Binary Constants using Template Metaprogramming

Dr. Carlo Pescio
Binary Constants using Template Metaprogramming

Published in C/C++ Users Journal, February 1997.

Introduction

Many developers using high-level languages for application development never have to deal with explicit binary numbers. On the other hand, programmers working on operating systems, embedded software, or device drivers must routinely deal with individual bits and binary constants. It is thus surprising that languages aimed at low-level programming, such as C and C++, do not allow the programmer to use binary constants. They have support for decimal, octal, and hexadecimal constants, but for some reasons radix two has been left out. There are numerous alternatives commonly used by programmers, but none of them is really satisfactory.

The easiest solution is rather obvious — convert the binary constant to radix ten or sixteen. After all, why do you have this feature on your hand-held calculator if not to use it? But this approach is very tiresome when you have to maintain or understand the code. All the data sheets document the meaning of each and every bit, and you have to develop the ability to think in binary. Unfortunately, such conversions are also a common source of bugs.

Wiser programmers use more verbose expressions like 32 + 8 + 2 instead of 42, to render in a more readable way which bits are touched. Elegance seekers delay the evaluation to run-time, using the ANSI function strtol, which lets you specify a radix for the conversion, as in strtol("101010", 0, 2). Wrap this in a small macro and you have very readable code. Unfortunately, the run-time evaluation of constants is an unsustainable luxury in low-level programming. Finally, you may use a custom preprocessor to convert some literals, such as 0b101010, into decimal numbers. But extra-linguistic solutions are rarely well accepted because of their restricted portability and negative effects on debugging.

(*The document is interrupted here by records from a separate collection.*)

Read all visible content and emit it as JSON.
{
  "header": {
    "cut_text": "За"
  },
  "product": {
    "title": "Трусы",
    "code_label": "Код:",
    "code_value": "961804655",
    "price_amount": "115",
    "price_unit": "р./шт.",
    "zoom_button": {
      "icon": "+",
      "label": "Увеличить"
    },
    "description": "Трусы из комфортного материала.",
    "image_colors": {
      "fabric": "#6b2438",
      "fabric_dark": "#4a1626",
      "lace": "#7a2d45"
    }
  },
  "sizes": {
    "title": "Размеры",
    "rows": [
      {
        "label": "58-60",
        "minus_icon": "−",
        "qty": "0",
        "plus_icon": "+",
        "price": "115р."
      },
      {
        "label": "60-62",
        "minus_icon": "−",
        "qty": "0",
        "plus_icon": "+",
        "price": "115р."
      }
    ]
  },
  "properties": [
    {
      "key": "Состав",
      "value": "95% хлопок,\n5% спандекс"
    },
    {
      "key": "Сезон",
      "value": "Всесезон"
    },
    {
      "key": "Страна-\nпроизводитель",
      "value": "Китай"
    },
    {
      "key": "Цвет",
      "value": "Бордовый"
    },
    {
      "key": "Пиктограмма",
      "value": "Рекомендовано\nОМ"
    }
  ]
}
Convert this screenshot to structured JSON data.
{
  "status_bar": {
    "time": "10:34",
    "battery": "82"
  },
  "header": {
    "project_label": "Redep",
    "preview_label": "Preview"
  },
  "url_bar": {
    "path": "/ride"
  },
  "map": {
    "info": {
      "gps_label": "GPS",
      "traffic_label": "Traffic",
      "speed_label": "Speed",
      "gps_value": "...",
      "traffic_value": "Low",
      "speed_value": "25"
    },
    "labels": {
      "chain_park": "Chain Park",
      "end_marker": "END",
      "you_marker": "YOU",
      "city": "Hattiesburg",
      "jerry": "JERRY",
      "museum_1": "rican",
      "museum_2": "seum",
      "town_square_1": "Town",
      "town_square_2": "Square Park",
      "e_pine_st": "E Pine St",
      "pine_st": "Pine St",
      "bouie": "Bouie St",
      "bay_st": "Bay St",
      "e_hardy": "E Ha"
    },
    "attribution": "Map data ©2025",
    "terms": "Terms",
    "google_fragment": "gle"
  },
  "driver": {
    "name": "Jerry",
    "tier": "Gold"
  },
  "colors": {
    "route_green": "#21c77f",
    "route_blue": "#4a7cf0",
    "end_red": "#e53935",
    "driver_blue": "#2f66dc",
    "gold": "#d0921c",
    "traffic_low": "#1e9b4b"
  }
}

Recently, while adding just another comment into the source code of a device driver, I realized that I could use a template metaprogram to convert literals from one radix to another at compile-time. This technique combines the advantages of compile-time constants with a more natural syntax to express numbers which are binary by nature.

Template Metaprograms

A template metaprogram [1] is a C++ program that is interpreted at compile-time. Metaprogramming is a very powerful technique. It can be used to generate more efficient code [2] , or to perform at compile-time some evaluation that would normally have been deferred until run-time. In case you have never seen a template metaprogram, Listing 1 shows a simple one that calculates the Fibonacci's numbers. It is compared with a recursive version in ML [3], a functional language based on pattern matching.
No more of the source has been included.